NJ inmate used cell phone to order girlfriend's killing
Police allege Anthony King orchestrated the killing of Kendra DeGrasse with a contraband phone
TRENTON, N.J. — An inmate in a New Jersey State Prison used a contraband cell phone to order the killing of his girlfriend, authorities said Thursday when announcing charges against him and two relatives in connection with the 2005 execution-style slaying.
According to The Trentonian, Bloods gang member Anthony Kidd, 38, used the phone to call his brother, Henry Kidd, and their cousin, Darrell “Southside” Scott, and to lure his girlfriend to the location of the shooting.
Authorities have charged all three in the death of Kendra Degrasse, 33, of Trenton, who was found dead in the driver's seat of her Nissan Pathfinder after being shot multiple times in the head.
Twenty months ago DeGrasse had been on the witness stand during Anthony Kidd's trial for shooting at two Trenton police officers in 2001.
She had been expected to tell the jury what she told police: that Kidd had arrived at her apartment and told her he had been in a shootout and crashed his car.

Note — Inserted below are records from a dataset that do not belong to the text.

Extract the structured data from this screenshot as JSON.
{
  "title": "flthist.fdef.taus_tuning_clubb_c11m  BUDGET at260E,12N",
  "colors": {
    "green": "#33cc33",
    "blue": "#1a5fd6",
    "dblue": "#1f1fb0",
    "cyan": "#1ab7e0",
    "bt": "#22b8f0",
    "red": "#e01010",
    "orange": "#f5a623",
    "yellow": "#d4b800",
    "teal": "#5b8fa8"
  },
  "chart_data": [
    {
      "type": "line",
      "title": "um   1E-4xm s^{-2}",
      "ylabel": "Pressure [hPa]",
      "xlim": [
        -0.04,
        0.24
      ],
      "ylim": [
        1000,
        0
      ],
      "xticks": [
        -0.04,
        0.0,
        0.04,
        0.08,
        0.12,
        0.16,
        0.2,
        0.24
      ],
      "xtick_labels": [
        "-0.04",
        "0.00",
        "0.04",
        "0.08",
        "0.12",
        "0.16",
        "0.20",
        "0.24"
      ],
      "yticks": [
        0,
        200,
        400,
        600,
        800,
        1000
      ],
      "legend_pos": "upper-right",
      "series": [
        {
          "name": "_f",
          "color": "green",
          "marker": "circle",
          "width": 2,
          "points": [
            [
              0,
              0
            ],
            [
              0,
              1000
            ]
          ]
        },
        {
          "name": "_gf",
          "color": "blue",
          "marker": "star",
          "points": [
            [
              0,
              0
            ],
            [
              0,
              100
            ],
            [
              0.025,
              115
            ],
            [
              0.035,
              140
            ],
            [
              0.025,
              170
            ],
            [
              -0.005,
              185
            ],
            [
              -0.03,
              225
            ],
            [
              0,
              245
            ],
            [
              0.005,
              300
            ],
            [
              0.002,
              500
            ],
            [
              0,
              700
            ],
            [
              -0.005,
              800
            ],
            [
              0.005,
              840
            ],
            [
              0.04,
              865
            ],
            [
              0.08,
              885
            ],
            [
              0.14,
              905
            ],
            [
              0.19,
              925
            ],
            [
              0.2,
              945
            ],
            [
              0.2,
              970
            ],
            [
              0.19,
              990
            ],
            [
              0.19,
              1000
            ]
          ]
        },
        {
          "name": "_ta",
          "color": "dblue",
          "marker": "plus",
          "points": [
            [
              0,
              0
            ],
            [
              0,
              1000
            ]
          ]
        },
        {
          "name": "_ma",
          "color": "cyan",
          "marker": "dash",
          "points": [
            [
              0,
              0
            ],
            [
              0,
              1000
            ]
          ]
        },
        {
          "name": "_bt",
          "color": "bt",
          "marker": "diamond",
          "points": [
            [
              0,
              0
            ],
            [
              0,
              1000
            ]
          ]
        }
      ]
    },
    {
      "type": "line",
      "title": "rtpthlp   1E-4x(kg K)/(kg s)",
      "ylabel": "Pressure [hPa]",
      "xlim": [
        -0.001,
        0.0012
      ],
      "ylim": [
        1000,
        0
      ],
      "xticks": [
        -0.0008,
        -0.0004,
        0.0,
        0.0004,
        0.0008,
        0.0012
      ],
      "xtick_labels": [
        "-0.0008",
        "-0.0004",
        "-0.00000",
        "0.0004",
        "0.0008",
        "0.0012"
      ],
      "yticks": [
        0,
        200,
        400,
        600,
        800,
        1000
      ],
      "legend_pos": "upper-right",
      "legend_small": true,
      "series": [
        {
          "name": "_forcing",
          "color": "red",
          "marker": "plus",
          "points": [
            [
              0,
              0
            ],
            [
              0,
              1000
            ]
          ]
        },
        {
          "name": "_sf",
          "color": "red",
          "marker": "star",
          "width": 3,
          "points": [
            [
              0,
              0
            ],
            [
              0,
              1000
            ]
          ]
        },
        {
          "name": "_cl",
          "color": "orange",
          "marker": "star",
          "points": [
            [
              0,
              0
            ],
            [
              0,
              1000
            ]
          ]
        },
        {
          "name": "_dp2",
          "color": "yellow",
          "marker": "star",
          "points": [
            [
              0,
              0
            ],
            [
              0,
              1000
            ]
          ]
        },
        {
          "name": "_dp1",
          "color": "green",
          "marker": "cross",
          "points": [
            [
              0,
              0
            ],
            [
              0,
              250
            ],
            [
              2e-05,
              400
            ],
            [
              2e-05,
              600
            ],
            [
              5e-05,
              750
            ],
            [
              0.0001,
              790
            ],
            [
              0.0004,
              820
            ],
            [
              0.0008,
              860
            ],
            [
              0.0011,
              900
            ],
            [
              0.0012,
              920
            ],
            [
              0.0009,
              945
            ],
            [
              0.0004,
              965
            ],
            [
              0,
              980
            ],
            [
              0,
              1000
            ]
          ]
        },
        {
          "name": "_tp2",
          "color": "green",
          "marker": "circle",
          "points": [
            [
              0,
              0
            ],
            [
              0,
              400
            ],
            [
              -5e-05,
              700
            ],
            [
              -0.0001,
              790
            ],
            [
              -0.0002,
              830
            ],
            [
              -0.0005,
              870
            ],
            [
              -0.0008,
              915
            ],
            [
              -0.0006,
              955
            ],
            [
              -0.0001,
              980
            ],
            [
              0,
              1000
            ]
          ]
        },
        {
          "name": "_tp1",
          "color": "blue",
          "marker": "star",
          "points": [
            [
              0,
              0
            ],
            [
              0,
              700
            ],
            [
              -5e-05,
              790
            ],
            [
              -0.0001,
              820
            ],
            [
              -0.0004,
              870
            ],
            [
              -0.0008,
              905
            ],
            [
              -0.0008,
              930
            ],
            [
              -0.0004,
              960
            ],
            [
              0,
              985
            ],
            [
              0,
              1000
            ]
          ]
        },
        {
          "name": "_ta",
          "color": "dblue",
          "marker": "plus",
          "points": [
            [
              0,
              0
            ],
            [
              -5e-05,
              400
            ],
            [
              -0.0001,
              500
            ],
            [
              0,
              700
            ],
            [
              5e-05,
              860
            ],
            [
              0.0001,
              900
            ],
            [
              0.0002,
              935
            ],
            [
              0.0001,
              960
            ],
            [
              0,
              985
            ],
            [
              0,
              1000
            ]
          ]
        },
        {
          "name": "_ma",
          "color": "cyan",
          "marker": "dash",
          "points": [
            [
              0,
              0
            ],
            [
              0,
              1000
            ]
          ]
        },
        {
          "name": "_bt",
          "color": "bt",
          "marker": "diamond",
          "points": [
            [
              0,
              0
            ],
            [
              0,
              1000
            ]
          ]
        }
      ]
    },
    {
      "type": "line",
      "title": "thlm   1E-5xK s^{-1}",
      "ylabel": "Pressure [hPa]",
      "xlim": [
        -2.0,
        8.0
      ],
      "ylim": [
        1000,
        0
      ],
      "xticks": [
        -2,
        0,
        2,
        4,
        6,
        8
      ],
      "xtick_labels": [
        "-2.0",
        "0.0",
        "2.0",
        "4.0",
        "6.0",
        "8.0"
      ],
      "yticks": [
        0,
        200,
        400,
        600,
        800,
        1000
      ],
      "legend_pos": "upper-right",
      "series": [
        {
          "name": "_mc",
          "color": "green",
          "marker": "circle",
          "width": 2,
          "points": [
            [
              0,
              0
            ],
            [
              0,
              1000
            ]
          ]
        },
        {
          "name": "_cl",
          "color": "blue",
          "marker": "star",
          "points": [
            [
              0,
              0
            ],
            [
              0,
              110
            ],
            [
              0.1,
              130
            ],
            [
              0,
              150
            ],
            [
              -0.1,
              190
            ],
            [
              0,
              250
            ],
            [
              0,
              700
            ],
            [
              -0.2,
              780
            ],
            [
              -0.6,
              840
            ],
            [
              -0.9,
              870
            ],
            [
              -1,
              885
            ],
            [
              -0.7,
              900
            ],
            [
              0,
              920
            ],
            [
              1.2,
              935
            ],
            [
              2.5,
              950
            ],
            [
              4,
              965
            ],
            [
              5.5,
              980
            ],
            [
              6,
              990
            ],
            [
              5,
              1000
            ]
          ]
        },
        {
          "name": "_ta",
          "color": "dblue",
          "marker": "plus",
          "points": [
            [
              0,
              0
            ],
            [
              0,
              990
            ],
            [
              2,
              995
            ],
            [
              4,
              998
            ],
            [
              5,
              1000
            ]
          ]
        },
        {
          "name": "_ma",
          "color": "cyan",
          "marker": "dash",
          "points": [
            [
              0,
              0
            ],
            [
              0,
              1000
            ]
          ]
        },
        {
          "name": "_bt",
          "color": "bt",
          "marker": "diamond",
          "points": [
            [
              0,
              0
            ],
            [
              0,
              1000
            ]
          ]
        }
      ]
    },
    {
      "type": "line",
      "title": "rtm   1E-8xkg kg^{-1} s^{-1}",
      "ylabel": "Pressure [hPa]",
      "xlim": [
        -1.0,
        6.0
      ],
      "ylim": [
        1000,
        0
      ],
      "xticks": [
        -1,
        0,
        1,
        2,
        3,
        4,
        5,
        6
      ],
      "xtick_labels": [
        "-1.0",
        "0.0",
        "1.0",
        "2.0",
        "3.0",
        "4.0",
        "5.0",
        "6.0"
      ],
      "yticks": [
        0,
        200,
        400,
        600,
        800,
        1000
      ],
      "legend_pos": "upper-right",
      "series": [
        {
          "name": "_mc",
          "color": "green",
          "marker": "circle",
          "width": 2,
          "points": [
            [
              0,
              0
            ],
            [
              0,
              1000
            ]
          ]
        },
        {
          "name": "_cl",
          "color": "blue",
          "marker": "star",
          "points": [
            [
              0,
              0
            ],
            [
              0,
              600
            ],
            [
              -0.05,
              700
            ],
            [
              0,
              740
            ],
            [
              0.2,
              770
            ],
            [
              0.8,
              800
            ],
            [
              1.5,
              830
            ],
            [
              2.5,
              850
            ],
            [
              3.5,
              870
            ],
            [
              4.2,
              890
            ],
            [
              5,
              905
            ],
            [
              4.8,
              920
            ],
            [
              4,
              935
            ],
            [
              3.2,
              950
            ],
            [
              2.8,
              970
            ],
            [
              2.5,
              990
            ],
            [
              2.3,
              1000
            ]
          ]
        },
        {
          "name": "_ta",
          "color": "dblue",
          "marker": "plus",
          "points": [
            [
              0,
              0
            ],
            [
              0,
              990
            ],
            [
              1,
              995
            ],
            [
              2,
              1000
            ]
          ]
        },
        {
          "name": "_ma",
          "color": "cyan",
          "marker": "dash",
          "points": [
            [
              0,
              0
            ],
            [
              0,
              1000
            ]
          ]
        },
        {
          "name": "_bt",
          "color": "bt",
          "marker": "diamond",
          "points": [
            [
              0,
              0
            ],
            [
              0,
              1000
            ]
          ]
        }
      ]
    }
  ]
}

But just before she was scheduled to testify, DeGrasse received an expletive-laden letter from Anthony Kidd, Mercer County Prosecutor Joe Bocchini told NJ.com.
"He also made it very clear she was a dead person walking," Bocchini said.
According to NJ.com, DeGrasse recanted, along with another ex-girlfriend who was allegedly threatened.
"This was a blatant, overt act of witness intimidation and witness tampering," Bocchini said.
New Jersey Corrections Department spokeswoman Deirdre Fedkenheuer told the Associated Press that the department has trained cell phone-detection dogs, but the problem persists in New Jersey prisons and elsewhere.
She said the department is lobbying the state's congressional delegation for passage of the Safe Prisons Communications Act, legislation that would permit the use of cell phone jamming in prisons under certain circumstances.
"Until cell phones are rendered useless within jails and prisons," Fedkenheuer said, "the safety of staff and the public will be in jeopardy.”